Не знали, что в последнем мазке и последнем слове переставали жить лицо, поля и шум ветра. И красота уходила к жизни: с холста в поля. Простые чурбаны казались им богатством, и на холстах и страницах украшали их, как кресты над могилами, создавая памятники о живом.
Проходило много времени, века проползали полосами, сменяя друг друга. Внизу по лицу земли, среди колец горизонта, ходили искатели красоты. Обручальное кольцо земли крепко сковало искателей, а дух угасал в догадках.
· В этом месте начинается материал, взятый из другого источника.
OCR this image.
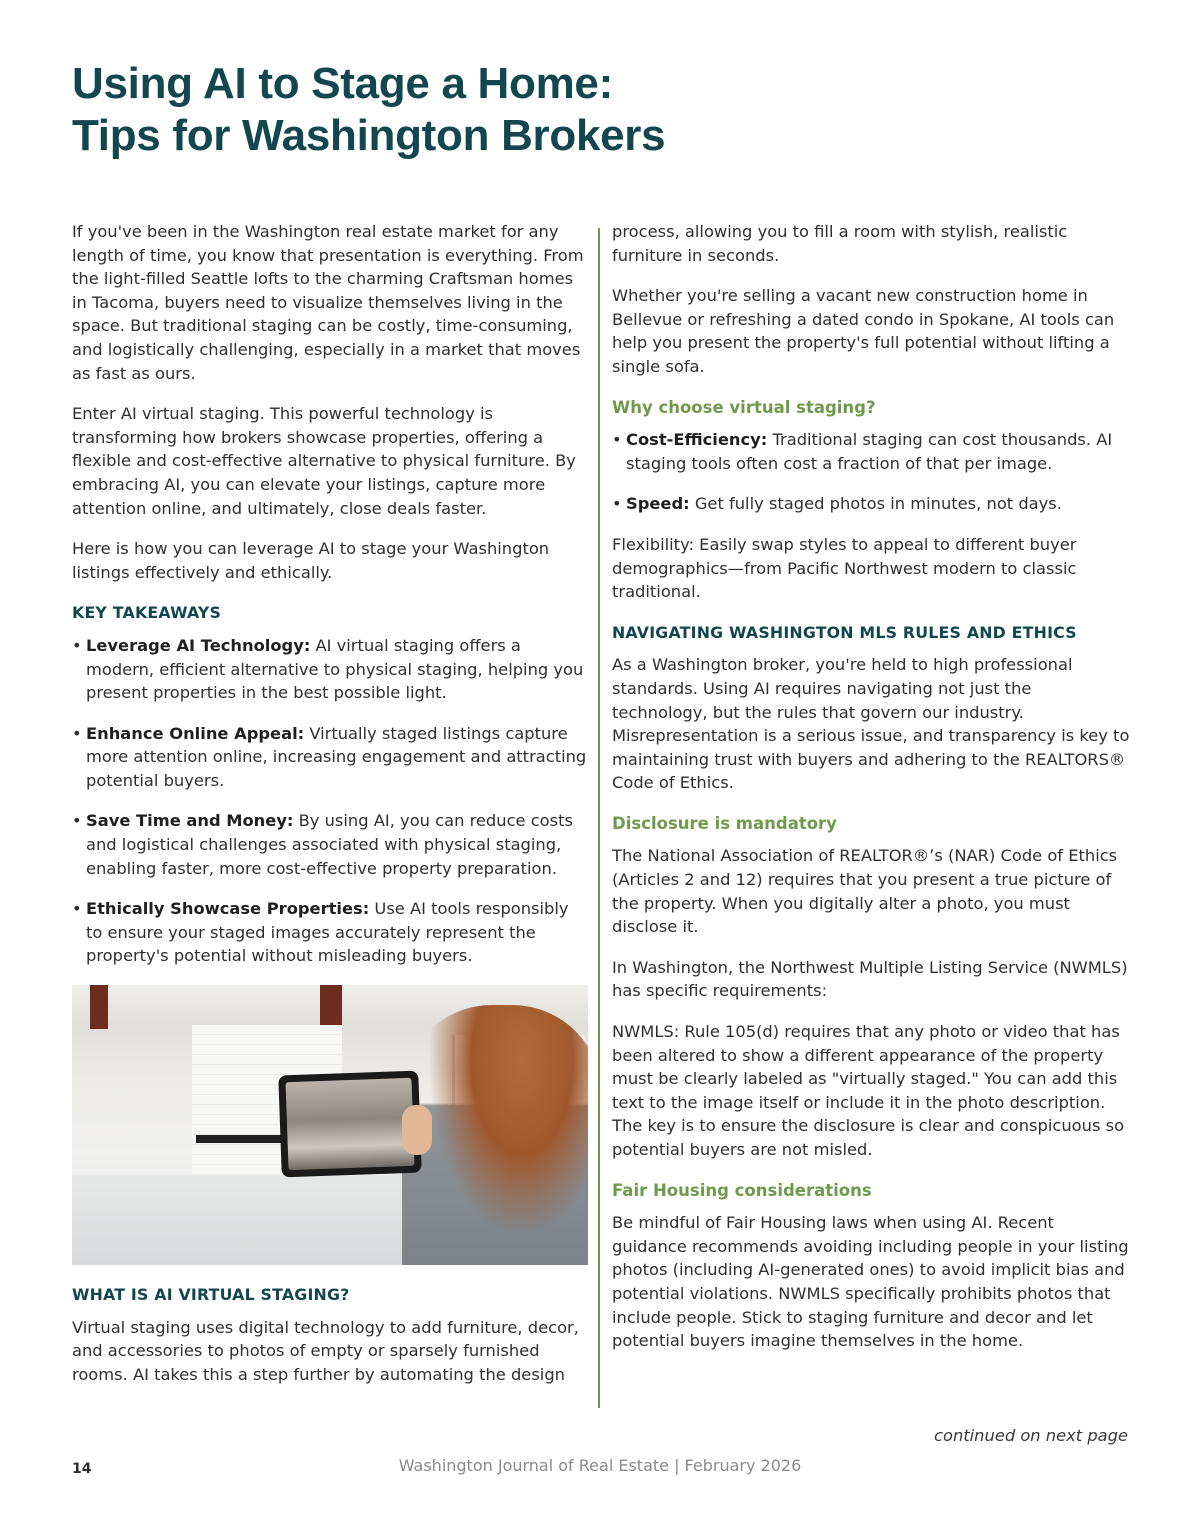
Using AI to Stage a Home:
Tips for Washington Brokers

If you've been in the Washington real estate market for any length of time, you know that presentation is everything. From the light-filled Seattle lofts to the charming Craftsman homes in Tacoma, buyers need to visualize themselves living in the space. But traditional staging can be costly, time-consuming, and logistically challenging, especially in a market that moves as fast as ours.

Enter AI virtual staging. This powerful technology is transforming how brokers showcase properties, offering a flexible and cost-effective alternative to physical furniture. By embracing AI, you can elevate your listings, capture more attention online, and ultimately, close deals faster.

Here is how you can leverage AI to stage your Washington listings effectively and ethically.

KEY TAKEAWAYS
• Leverage AI Technology: AI virtual staging offers a modern, efficient alternative to physical staging, helping you present properties in the best possible light.
• Enhance Online Appeal: Virtually staged listings capture more attention online, increasing engagement and attracting potential buyers.
• Save Time and Money: By using AI, you can reduce costs and logistical challenges associated with physical staging, enabling faster, more cost-effective property preparation.
• Ethically Showcase Properties: Use AI tools responsibly to ensure your staged images accurately represent the property's potential without misleading buyers.
WHAT IS AI VIRTUAL STAGING?

Virtual staging uses digital technology to add furniture, decor, and accessories to photos of empty or sparsely furnished rooms. AI takes this a step further by automating the design

process, allowing you to fill a room with stylish, realistic furniture in seconds.

Whether you're selling a vacant new construction home in Bellevue or refreshing a dated condo in Spokane, AI tools can help you present the property's full potential without lifting a single sofa.

Why choose virtual staging?
• Cost-Efficiency: Traditional staging can cost thousands. AI staging tools often cost a fraction of that per image.
• Speed: Get fully staged photos in minutes, not days.

Flexibility: Easily swap styles to appeal to different buyer demographics—from Pacific Northwest modern to classic traditional.

NAVIGATING WASHINGTON MLS RULES AND ETHICS

As a Washington broker, you're held to high professional standards. Using AI requires navigating not just the technology, but the rules that govern our industry. Misrepresentation is a serious issue, and transparency is key to maintaining trust with buyers and adhering to the REALTORS® Code of Ethics.

Disclosure is mandatory

The National Association of REALTOR®’s (NAR) Code of Ethics (Articles 2 and 12) requires that you present a true picture of the property. When you digitally alter a photo, you must disclose it.

In Washington, the Northwest Multiple Listing Service (NWMLS) has specific requirements:

NWMLS: Rule 105(d) requires that any photo or video that has been altered to show a different appearance of the property must be clearly labeled as "virtually staged." You can add this text to the image itself or include it in the photo description. The key is to ensure the disclosure is clear and conspicuous so potential buyers are not misled.

Fair Housing considerations

Be mindful of Fair Housing laws when using AI. Recent guidance recommends avoiding including people in your listing photos (including AI-generated ones) to avoid implicit bias and potential violations. NWMLS specifically prohibits photos that include people. Stick to staging furniture and decor and let potential buyers imagine themselves in the home.

continued on next page
14	Washington Journal of Real Estate | February 2026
Чем больше искали, тем больше рассекалось сознание на миллионы нитей и прикреплялось к вещи. Так золотили чурбаны, одухотворяли, и дух угасал в тисках щелей чурбана.
В паутине нитей дорог запуталось сознание. Вера в обручальное кольцо горизонта приковала к земле свободный дух.
Сознание билось, толкаемое надеждою развязки, дух напрягал все усилия, чтобы разорвать кольцо. И каждый толчок уродовал паутину дорог, комкались тропинки, и ‹все› угрожало провалиться в пропасть. Но разум – сводник земли, – как паук, заплетал прорывы.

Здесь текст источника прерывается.